In other words, she adds, they're may be "danger in safety." Although equities and bonds are critical in a portfolio, a "third stool is needed—alternative investments."

"A return enhancer with low risk and reduced volatility? Alternatives fill that role. But it has to be a multimanager, multidiscipline strategy with a differentiated approach. Investors and advisors now have the opportunity to include a hedge fund strategy within the portfolio."

Weaver explains that she's been implementing such strategies since 1995, and that the "H" doesn't stand for "Hail Mary, heroic or the hare from Aesop's Fable, it stands for hedge, and we're the slow and steady tortoise in that world."

She claims that when the market was down 40% during the crisis, Collins alternative strategy was up 9%. She didn't aim for the gain, rather her focus was on preservation of capital at the time, but the gain nonetheless happened.

"Advisors know the pieces they need in the portfolio, they just might have an issue with execution," she says. "They want hedge fund expertise with mutual fund ease. That's where we come in. Right now, advisors are on the cusp of really understanding the difference between alternative strategies and vehicles. Hedge funds can get them there."

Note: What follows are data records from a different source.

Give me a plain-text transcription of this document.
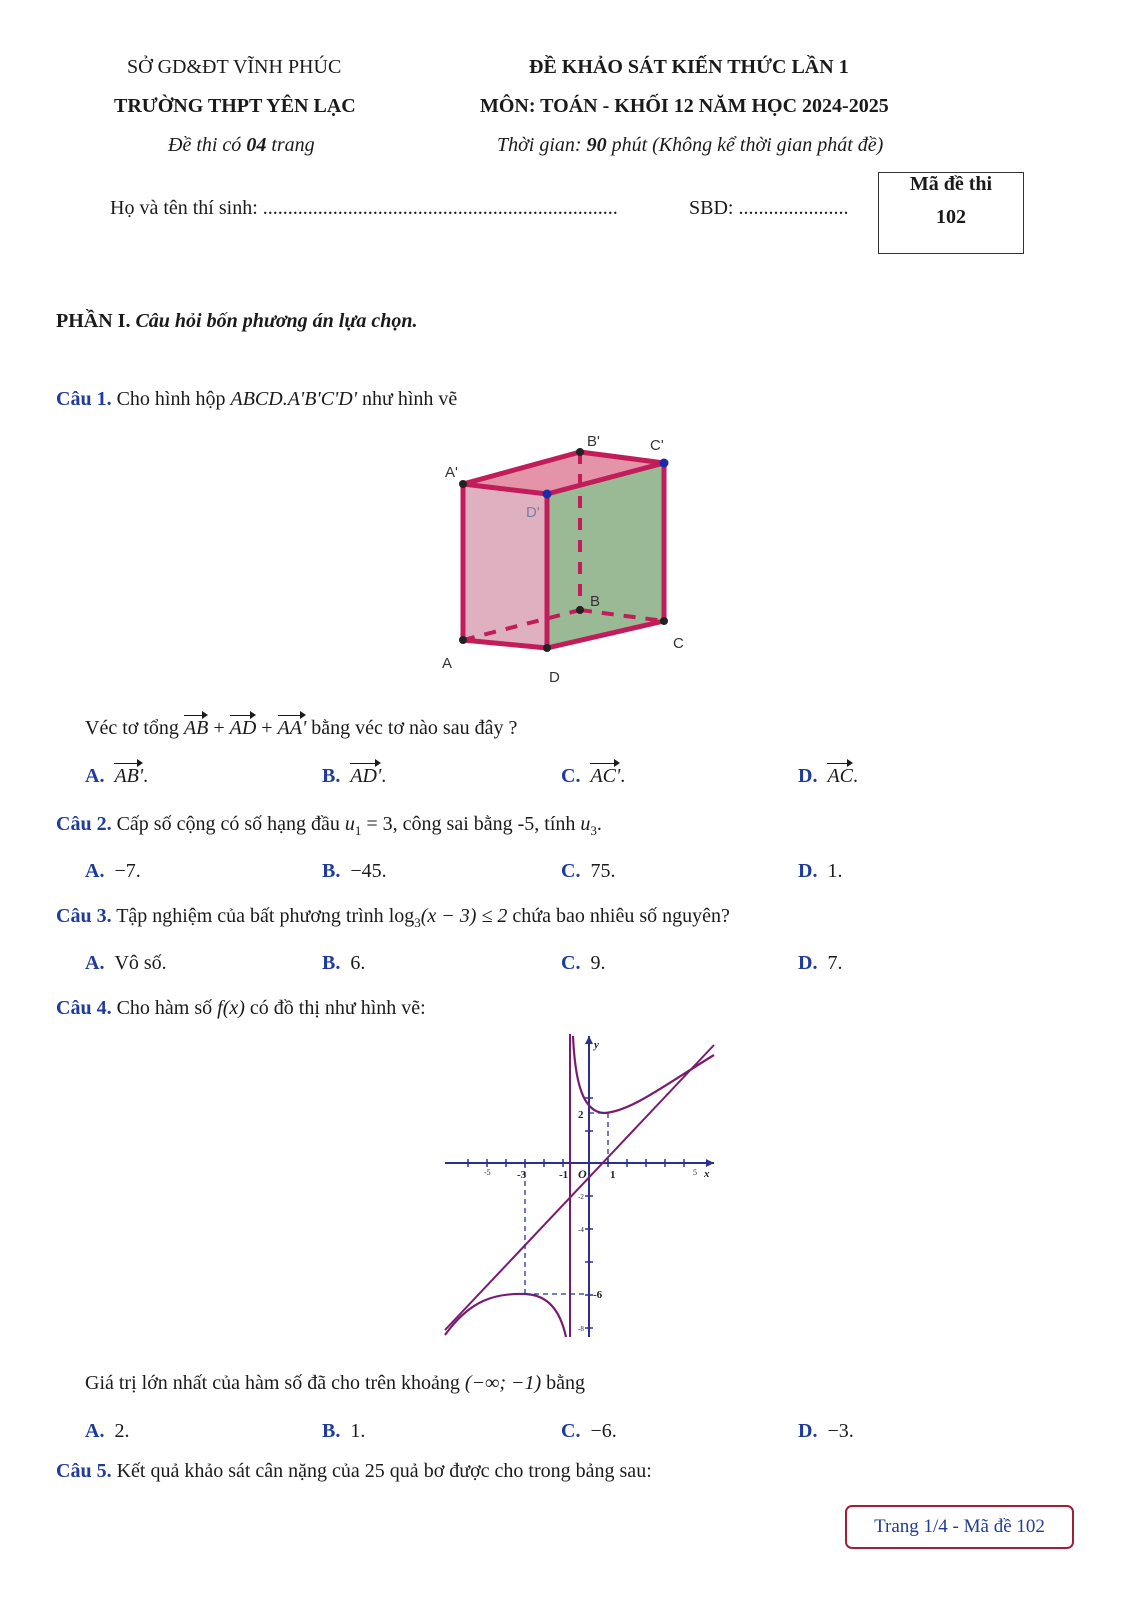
SỞ GD&ĐT VĨNH PHÚC
TRƯỜNG THPT YÊN LẠC
Đề thi có 04 trang
ĐỀ KHẢO SÁT KIẾN THỨC LẦN 1
MÔN: TOÁN - KHỐI 12 NĂM HỌC 2024-2025
Thời gian: 90 phút (Không kể thời gian phát đề)
Họ và tên thí sinh: .......................................................................	SBD: ......................
Mã đề thi
102
PHẦN I. Câu hỏi bốn phương án lựa chọn.
Câu 1. Cho hình hộp ABCD.A'B'C'D' như hình vẽ
A'
D'
B'	C'
A
D
B
C
Véc tơ tổng AB + AD + AA' bằng véc tơ nào sau đây ?
A. AB'.	B. AD'.	C. AC'.	D. AC.
Câu 2. Cấp số cộng có số hạng đầu $u_1 = 3$, công sai bằng -5, tính $u_3$.
A. −7.	B. −45.	C. 75.	D. 1.
Câu 3. Tập nghiệm của bất phương trình $\log_3(x - 3) \le 2$ chứa bao nhiêu số nguyên?
A. Vô số.	B. 6.	C. 9.	D. 7.
Câu 4. Cho hàm số f(x) có đồ thị như hình vẽ:
y
x
O
-5 -3	-1	1	5
2
-2
-4
-6
-8
Giá trị lớn nhất của hàm số đã cho trên khoảng (−∞; −1) bằng
A. 2.	B. 1.	C. −6.	D. −3.
Câu 5. Kết quả khảo sát cân nặng của 25 quả bơ được cho trong bảng sau:
Trang 1/4 - Mã đề 102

Something else that makes the firm unique is the rocket scientist (literally) they have working on the alternative strategy. In what is rapidly becoming commonplace in Weaver's explanations, she notes that his former role was manning the defenses in the United Kingdom against a Cold War ballistic missile attack.

"If he made a mistake, millions of people's lives would be at risk," she says. "He has that same level of attention and responsibility today, knowing if he messes up, people's lives—or at least the quality of their lives—is at risk."